Here we have a book, 9 eggs, a laptop, a bottle and a nail. Please tell me how to stack them onto each other in a stable manner.
Winner: None
5. Follow User Instructions
As far as following user instructions is concerned, both models are pretty impressive. The earlier Llama 3 70B model demonstrated great strengths in this test, and the larger Llama 3.1 405B also follows the same. Both ChatGPT 4o and Llama 3.1 405B followed the instructions extremely well and generated 10/10 correct sentences.
Generate 10 sentences that end with the word "Google"
Winner: ChatGPT 4o and Llama 3.1 405B
6. Find the Needle
Llama 3.1 405B model comes with a large context window of 128K tokens. So I threw a large text having 21K characters and 5K tokens and inserted a needle (a random statement) in between the text. I asked it to find the needle and Llama 3.1 405B found it without any issues.
ChatGPT 4o also did a great job and took no time to find the needle. So for long context memory, both models are remarkable.
Winner: ChatGPT 4o and Llama 3.1 405B
7. Create a Game
To test the coding ability of both models, I asked them to create a Tetris-like game in Python. I ran the code generated by Llama 3.1 405B, but couldn’t play the game. The controls were not working at all.
ChatGPT, however, did a splendid job. It created a complete game in Python with controls, a resume option, a score system, colorful shapes, and more. Simply put, in code generation, I feel ChatGPT 4o is much better than the Llama 3.1 405B model.
Winner: ChatGPT 4o
Llama 3.1 vs ChatGPT 4o: The Verdict
After running the above reasoning tests, it’s evident that Llama 3.1 405B doesn’t beat ChatGPT 4o at all. In fact, after having tested multiple models in the past, I can confidently say that Llama 3.1 405B ranks below Claude 3.5 Sonnet and Gemini 1.5 Pro.
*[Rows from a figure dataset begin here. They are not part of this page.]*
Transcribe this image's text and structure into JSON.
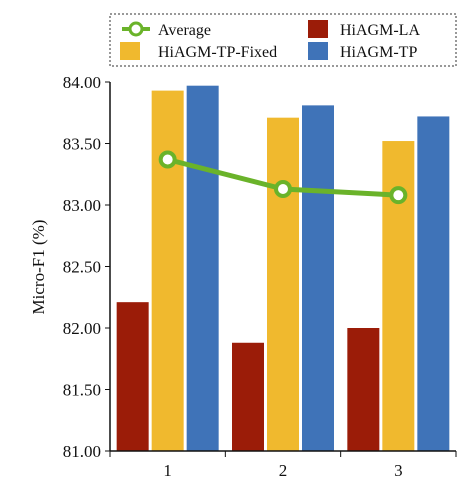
{
  "chart_data": {
    "type": "bar",
    "categories": [
      "1",
      "2",
      "3"
    ],
    "series": [
      {
        "name": "HiAGM-LA",
        "color": "#9b1c08",
        "values": [
          82.21,
          81.88,
          82.0
        ]
      },
      {
        "name": "HiAGM-TP-Fixed",
        "color": "#f0b92e",
        "values": [
          83.93,
          83.71,
          83.52
        ]
      },
      {
        "name": "HiAGM-TP",
        "color": "#3f73b8",
        "values": [
          83.97,
          83.81,
          83.72
        ]
      }
    ],
    "line_series": {
      "name": "Average",
      "color": "#6ab32a",
      "values": [
        83.37,
        83.13,
        83.08
      ]
    },
    "ylabel": "Micro-F1 (%)",
    "ylim": [
      81.0,
      84.0
    ],
    "yticks": [
      "81.00",
      "81.50",
      "82.00",
      "82.50",
      "83.00",
      "83.50",
      "84.00"
    ],
    "grid": false,
    "legend_position": "top"
  }
}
Lately, AI companies are chasing benchmark numbers and trying to outrank the competition based on the MMLU score. However, in practical tests, they rarely show some spark of intelligence.
Aside from following user instructions and handling long context memory, which was also the strength of the older Llama 3 70B model, there is not much else that stands out. Despite Llama 3.1 405B being trained on 405 billion parameters, its performance is oddly similar to that of Llama 3.1 70B.
Moreover, Llama 3.1 405B is not a multimodal model as Meta states multimodality isn’t ready yet, and it will be coming sometime in the future. So, we can’t perform visual tests on Meta’s largest AI model. To conclude, Llama 3.1 405B is a good addition to the open-source community and can be immensely helpful for fine-tuning, but it doesn’t outclass proprietary models yet.